Nous sommes de retour du JEC Europe Composites Show 2013, avec une belle moisson d’applications mettant en lumière les atouts des fibres de lin et de chanvre en matière de composites. Quel que soit le secteur d’application composite et son niveau d’exigence technique, l’Industrie est aujourd’hui concernée de façon croissante par des enjeux d’éco-conception et un défi accru d’allégement des pièces mécaniques. Lin et chanvre sont des renforts d’ores et déjà opérationnels pour l’amélioration de l’impact environnemental des composites et le gain de masse: faible densité des composites; résistance au choc, à la torsion, au cisaillement et à la déformation; rigidité… Mais ces deux fibres ont des *avantage supplémentaires* que leurs cousines synthétiques n’ont pas. Outre leur performance en isolation acoustique & thermique et leur biodégradabilité, elles réduisent les vibrations de façon significative.
Cette qualité n’a pas échappé à Thomas Pflieger, sellier-harnacheur depuis 15 ans, à Dun en Ariège, Pays des Pyrénées Cathares. Entre ses mains sont passées nombres de selles sur mesure, créées pour des besoins spécifiques: selles de reconstitutions historiques ou western pour les besoin du cinéma, selles spécifiques aux besoins des grands champions hippiques, commandes spéciales pour randonnées ou voltige… Chaque cavalier et chaque cheval a des besoins précis. L’arçon, âme de la selle, conditionne l’équilibre de la surface d’appui et doit être adapté au cheval et à sa mécanique. Pour soulager le dos du cheval, mais aussi celui de son cavalier, il met au point, avec l’aide d’un étudiant ostéopathe, un arçon en boisflex.

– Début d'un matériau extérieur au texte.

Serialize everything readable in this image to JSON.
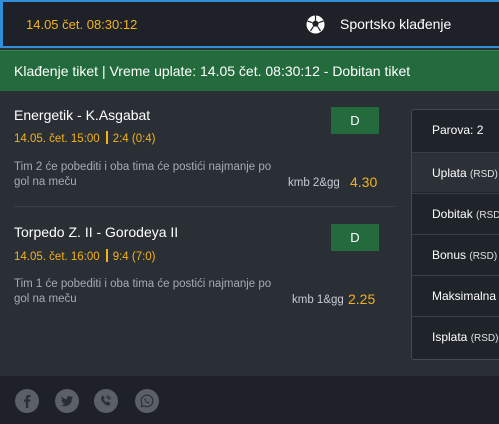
{
  "topbar": {
    "datetime": "14.05 čet. 08:30:12",
    "section_icon": "soccer-ball-icon",
    "section_label": "Sportsko klađenje"
  },
  "ticket": {
    "header": "Klađenje tiket | Vreme uplate: 14.05 čet. 08:30:12 - Dobitan tiket"
  },
  "matches": [
    {
      "teams": "Energetik - K.Asgabat",
      "date": "14.05. čet. 15:00",
      "score": "2:4 (0:4)",
      "description": "Tim 2 će pobediti i oba tima će postići najmanje po gol na meču",
      "market": "kmb 2&gg",
      "odd": "4.30",
      "pick": "D"
    },
    {
      "teams": "Torpedo Z. II - Gorodeya II",
      "date": "14.05. čet. 16:00",
      "score": "9:4 (7:0)",
      "description": "Tim 1 će pobediti i oba tima će postići najmanje po gol na meču",
      "market": "kmb 1&gg",
      "odd": "2.25",
      "pick": "D"
    }
  ],
  "summary": {
    "pairs": "Parova: 2",
    "payment": "Uplata",
    "payment_unit": "(RSD)",
    "win": "Dobitak",
    "win_unit": "(RSD",
    "bonus": "Bonus",
    "bonus_unit": "(RSD)",
    "max": "Maksimalna i",
    "payout": "Isplata",
    "payout_unit": "(RSD)"
  },
  "footer": {
    "icons": [
      "facebook-icon",
      "twitter-icon",
      "viber-icon",
      "whatsapp-icon"
    ]
  },
  "colors": {
    "accent": "#f3b21c",
    "green": "#236b3d",
    "blue": "#2f8fd8"
  }
}
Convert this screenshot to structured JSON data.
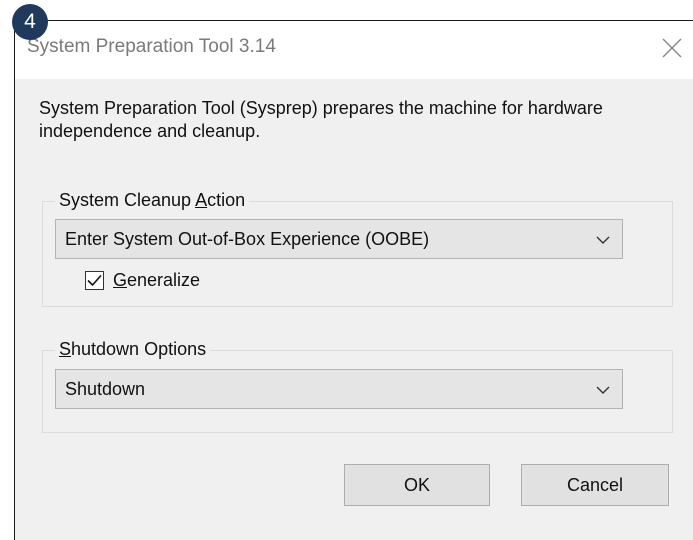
{
  "badge": "4",
  "window": {
    "title": "System Preparation Tool 3.14",
    "close_icon": "close-icon"
  },
  "description": "System Preparation Tool (Sysprep) prepares the machine for hardware independence and cleanup.",
  "cleanup_group": {
    "label_before": "System Cleanup ",
    "label_accel": "A",
    "label_after": "ction",
    "action_value": "Enter System Out-of-Box Experience (OOBE)",
    "generalize_accel": "G",
    "generalize_rest": "eneralize",
    "generalize_checked": true
  },
  "shutdown_group": {
    "label_accel": "S",
    "label_rest": "hutdown Options",
    "value": "Shutdown"
  },
  "buttons": {
    "ok": "OK",
    "cancel": "Cancel"
  }
}
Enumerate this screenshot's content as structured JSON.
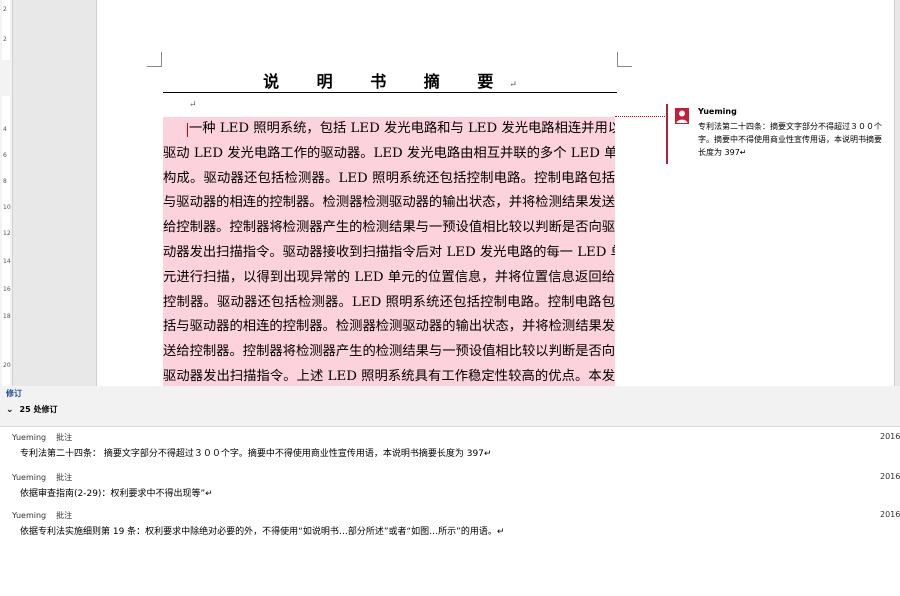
{
  "ruler": {
    "ticks": [
      "2",
      "2",
      "4",
      "6",
      "8",
      "10",
      "12",
      "14",
      "16",
      "18",
      "20"
    ]
  },
  "document": {
    "title": "说  明  书  摘  要",
    "pilcrow": "↵",
    "empty_para": "↵",
    "body_lines": [
      "一种 LED 照明系统，包括 LED 发光电路和与 LED 发光电路相连并用以",
      "驱动 LED 发光电路工作的驱动器。LED 发光电路由相互并联的多个 LED 单元",
      "构成。驱动器还包括检测器。LED 照明系统还包括控制电路。控制电路包括",
      "与驱动器的相连的控制器。检测器检测驱动器的输出状态，并将检测结果发送",
      "给控制器。控制器将检测器产生的检测结果与一预设值相比较以判断是否向驱",
      "动器发出扫描指令。驱动器接收到扫描指令后对 LED 发光电路的每一 LED 单",
      "元进行扫描，以得到出现异常的 LED 单元的位置信息，并将位置信息返回给",
      "控制器。驱动器还包括检测器。LED 照明系统还包括控制电路。控制电路包",
      "括与驱动器的相连的控制器。检测器检测驱动器的输出状态，并将检测结果发",
      "送给控制器。控制器将检测器产生的检测结果与一预设值相比较以判断是否向",
      "驱动器发出扫描指令。上述 LED 照明系统具有工作稳定性较高的优点。本发"
    ]
  },
  "balloon": {
    "author": "Yueming",
    "text": "专利法第二十四条：摘要文字部分不得超过３００个字。摘要中不得使用商业性宣传用语，本说明书摘要长度为 397↵"
  },
  "revisions": {
    "title": "修订",
    "count_label": "25 处修订",
    "entries": [
      {
        "author": "Yueming",
        "kind": "批注",
        "date": "2016",
        "text": "专利法第二十四条：  摘要文字部分不得超过３００个字。摘要中不得使用商业性宣传用语，本说明书摘要长度为 397↵"
      },
      {
        "author": "Yueming",
        "kind": "批注",
        "date": "2016",
        "text": "依据审查指南(2-29)：权利要求中不得出现等”↵"
      },
      {
        "author": "Yueming",
        "kind": "批注",
        "date": "2016",
        "text": "依据专利法实施细则第 19 条：权利要求中除绝对必要的外，不得使用“如说明书…部分所述”或者“如图…所示”的用语。↵"
      }
    ]
  },
  "colors": {
    "highlight": "#fcd3dc",
    "comment_red": "#c41e3a",
    "panel_title": "#1f4e9a"
  }
}
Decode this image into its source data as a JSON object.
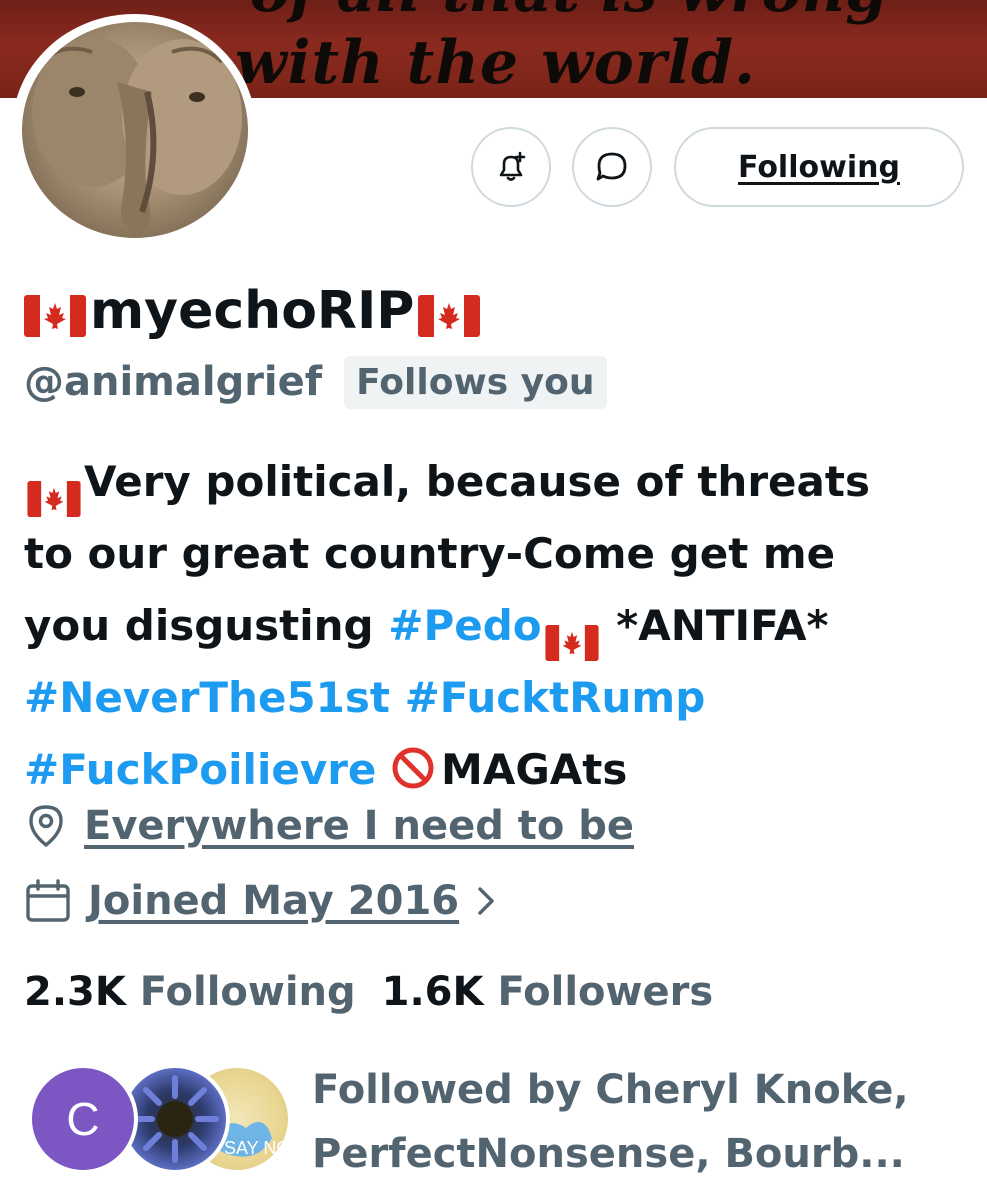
{
  "banner": {
    "text_line1": "of all that is wrong",
    "text_line2": "with the world."
  },
  "actions": {
    "notify_icon": "bell-plus-icon",
    "message_icon": "message-bubble-icon",
    "following_label": "Following"
  },
  "profile": {
    "display_name": "myechoRIP",
    "name_flag_icon": "canada-flag-icon",
    "handle": "@animalgrief",
    "follows_you_badge": "Follows you"
  },
  "bio": {
    "line1_text": "Very political, because of threats",
    "line2_text": "to our great country-Come get me",
    "line3_text": "you disgusting ",
    "line3_tag": "#Pedo",
    "line3_after": " *ANTIFA*",
    "line4_tag1": "#NeverThe51st",
    "line4_tag2": "#FucktRump",
    "line5_tag": "#FuckPoilievre",
    "line5_after": "MAGAts",
    "no_entry_icon": "no-entry-icon"
  },
  "meta": {
    "location_icon": "location-pin-icon",
    "location": "Everywhere I need to be",
    "joined_icon": "calendar-icon",
    "joined": "Joined May 2016",
    "chevron_icon": "chevron-right-icon"
  },
  "counts": {
    "following_count": "2.3K",
    "following_label": "Following",
    "followers_count": "1.6K",
    "followers_label": "Followers"
  },
  "followed_by": {
    "line1": "Followed by Cheryl Knoke,",
    "line2": "PerfectNonsense, Bourb...",
    "avatar1_initial": "C",
    "avatar3_text": "SAY NO",
    "colors": {
      "avatar1_bg": "#7c57c4",
      "link_blue": "#1d9bf0",
      "muted": "#536471"
    }
  }
}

Ce matériau, apporte de la flexibilité en absorbant le mouvement, mais il reprend également sa forme initiale, contrairement à l’acier qui vrille le dos du cheval. Mais cela ne suffit pas à Thomas. Il rêve d’un composite plus léger qui absorberait les vibrations de façon plus significative. Sa rencontre avec le Groupe Depestele, fournisseur du matériau composite en fibre de lin, lui a permis de réaliser son souhait. « C’était un rêve d’accéder à cette technologie », confie-t-il. « Il nous manquait le savoir LIN ! Maintenant, nous allons vers un matériau de plus en plus biosourcé ». Le composite de lin permet de réduire 30 % des vibrations. Sauf qu’ici, il n’est pas seulement question d’équitation, ni donc d’un équilibre entre les aides, mais d’éthique du sport et donc de vie.
Aujourd’hui, Thomas arrête la fabrication de selles. Il va se consacrer, en association avec sa sœur et son beau-frère, à la fabrication d’arçons sur mesure. Si 20 prototypes ont déjà été livré à des clients privilégiés, la production « prêt-à-monter » commencera en juillet de cette année. Gageons que cette belle innovation saura intéresser les Grands Faiseurs.